Chris Bosh was once one of the best players in the league. We’re learning that this designation moves faster now. Due to the extensive nature of talent in this league, players are constantly rising and falling to the top tiers. In 2010, he was considered one of the best players in the NBA. Last year, the bottom fell out. Someone was going to fall to the bottom of the Big 3, and Bosh wound up as it. He was considered rattled, soft, and the whole crying thing after the Finals didn’t look good either. (Never mind that if other players had done it they would be complimented for how much they cared.)
But we’re seeing bits of that player that was considered so elite before “The Decision.” And no more definitive an example of that exists than Sunday’s game against the Lakers.
There will be claims that Bosh’s absence due to personal reasons for the second game lead to the ability for Andrew Bynum to relentlessly pour in points and putbacks at the rim. That’s not really true. The Heat actually won the rebounding battle. Bosh wouldn’t have added toughness down low, wouldn’t have negated the advantage of having Pau Gasol and Bynum roaming the paint at both ends.
But what Bosh serves as is the superior drop-off option. Twice late in Sunday’s game against the Lakers, LeBron James drove to the rim and faced a double-team before dishing a whip-around pass to a teammate. Unfortunately, it was Juwan Howard and Joel Anthony catching the passes. Both times the ball was stripped, the Lakers recovered, and, well, you know. Kobe Kobe Kobe, all day long.
Even beyond the Lakers game, that missed jumper from Udonis Haslem that got LeBron in such hot water for (gasp) passing to an open man? That would have been Bosh taking that shot. Which, by the way, he’s 6 for 9 in those clutch situations this year.
Bosh wouldn’t have changed the outcome of Sunday’s game.

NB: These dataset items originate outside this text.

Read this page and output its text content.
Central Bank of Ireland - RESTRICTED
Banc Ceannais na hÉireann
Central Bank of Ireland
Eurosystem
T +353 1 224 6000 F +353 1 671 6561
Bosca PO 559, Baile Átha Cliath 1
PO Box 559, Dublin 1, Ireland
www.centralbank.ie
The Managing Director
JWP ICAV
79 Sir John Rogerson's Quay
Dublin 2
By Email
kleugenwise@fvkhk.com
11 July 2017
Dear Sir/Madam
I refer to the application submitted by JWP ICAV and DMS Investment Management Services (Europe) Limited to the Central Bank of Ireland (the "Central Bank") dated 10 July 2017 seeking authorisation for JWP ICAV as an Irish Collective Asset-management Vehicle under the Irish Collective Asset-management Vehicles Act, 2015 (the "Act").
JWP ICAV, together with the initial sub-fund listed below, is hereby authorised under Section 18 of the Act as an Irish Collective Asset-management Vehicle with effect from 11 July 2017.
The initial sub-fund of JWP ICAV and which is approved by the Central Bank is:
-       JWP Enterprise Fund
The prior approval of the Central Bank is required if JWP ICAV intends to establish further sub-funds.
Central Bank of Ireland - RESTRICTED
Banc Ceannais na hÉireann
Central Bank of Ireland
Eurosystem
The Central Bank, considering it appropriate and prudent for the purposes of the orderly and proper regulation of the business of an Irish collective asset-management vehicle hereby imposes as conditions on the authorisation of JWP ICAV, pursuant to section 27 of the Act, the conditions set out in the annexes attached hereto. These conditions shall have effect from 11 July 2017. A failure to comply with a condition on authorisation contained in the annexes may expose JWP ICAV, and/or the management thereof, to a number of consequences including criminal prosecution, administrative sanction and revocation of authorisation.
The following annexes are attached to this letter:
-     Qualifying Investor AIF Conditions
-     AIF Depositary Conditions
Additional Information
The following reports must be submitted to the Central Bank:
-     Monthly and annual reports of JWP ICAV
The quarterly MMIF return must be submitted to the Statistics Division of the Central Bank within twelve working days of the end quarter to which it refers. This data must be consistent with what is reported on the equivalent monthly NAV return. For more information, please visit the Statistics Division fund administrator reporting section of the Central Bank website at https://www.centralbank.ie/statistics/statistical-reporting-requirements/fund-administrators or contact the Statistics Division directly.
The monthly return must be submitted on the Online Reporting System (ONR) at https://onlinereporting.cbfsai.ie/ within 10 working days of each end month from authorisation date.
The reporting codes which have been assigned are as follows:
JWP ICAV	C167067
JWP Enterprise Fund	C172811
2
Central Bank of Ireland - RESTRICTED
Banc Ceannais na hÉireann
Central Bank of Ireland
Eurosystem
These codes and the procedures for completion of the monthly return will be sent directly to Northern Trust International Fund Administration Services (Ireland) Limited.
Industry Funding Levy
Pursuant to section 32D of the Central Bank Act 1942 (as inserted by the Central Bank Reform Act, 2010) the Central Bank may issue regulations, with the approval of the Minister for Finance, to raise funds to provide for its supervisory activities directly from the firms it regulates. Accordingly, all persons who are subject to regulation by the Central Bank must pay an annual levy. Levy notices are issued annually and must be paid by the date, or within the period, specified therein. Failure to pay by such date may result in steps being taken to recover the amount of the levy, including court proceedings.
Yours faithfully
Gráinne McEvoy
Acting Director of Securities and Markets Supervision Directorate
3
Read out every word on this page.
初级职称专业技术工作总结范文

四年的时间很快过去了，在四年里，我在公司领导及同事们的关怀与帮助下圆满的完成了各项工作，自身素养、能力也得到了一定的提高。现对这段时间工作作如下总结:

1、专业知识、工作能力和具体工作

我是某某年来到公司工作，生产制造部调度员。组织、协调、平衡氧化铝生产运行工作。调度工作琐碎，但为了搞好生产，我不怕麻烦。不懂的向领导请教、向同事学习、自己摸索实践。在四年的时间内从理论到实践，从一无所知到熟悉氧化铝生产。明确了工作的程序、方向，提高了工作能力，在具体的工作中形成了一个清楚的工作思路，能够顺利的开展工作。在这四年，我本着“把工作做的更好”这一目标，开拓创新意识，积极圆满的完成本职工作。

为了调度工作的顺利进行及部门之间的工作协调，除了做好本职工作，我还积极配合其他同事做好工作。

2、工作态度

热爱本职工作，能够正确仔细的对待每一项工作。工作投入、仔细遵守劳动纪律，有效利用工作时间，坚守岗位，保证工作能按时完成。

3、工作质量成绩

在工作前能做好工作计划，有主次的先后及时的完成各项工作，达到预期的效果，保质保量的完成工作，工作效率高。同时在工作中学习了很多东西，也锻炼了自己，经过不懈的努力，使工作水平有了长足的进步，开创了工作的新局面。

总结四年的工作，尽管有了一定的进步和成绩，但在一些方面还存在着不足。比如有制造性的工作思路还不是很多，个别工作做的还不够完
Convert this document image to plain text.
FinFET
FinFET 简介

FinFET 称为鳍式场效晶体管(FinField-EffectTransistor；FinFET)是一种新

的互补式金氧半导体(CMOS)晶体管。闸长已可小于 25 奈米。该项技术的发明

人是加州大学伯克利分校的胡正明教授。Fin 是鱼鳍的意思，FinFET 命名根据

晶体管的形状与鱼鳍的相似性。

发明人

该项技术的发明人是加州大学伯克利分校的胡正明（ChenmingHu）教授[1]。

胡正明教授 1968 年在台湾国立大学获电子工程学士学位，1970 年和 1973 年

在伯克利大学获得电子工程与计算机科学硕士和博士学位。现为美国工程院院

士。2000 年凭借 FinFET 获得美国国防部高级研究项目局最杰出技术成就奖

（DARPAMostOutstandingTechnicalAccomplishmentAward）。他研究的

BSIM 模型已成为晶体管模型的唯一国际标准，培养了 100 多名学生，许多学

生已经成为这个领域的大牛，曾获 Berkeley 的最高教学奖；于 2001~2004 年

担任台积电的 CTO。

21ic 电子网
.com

Metta World Peace was draining turnaround jumpers for crying out loud. Kobe Bryant played an efficient game and when that happens the Lakers are pretty unstoppable. With Dwyane Wade completely failing, there is no doubt the Lakers would have won that game. But the bigger scheme makes it clear that the Heat legitimately depend on Bosh. This doesn’t mean he’s more important than LeBron James or Dwyane Wade. He’s not. But he is pivotal to their success, which they’ve had a lot of this season.
After so much grief the past year and a half, all of a sudden, and very much under the radar, Chris Bosh is showing himself to be a legitimate member of the Big 3. His absence on Sunday was completely understandable. It was also noticeable beyond the revenge game from Kobe and Metta Madness. Bosh is no longer just decoration. He’s necessary for the Heat to win a title.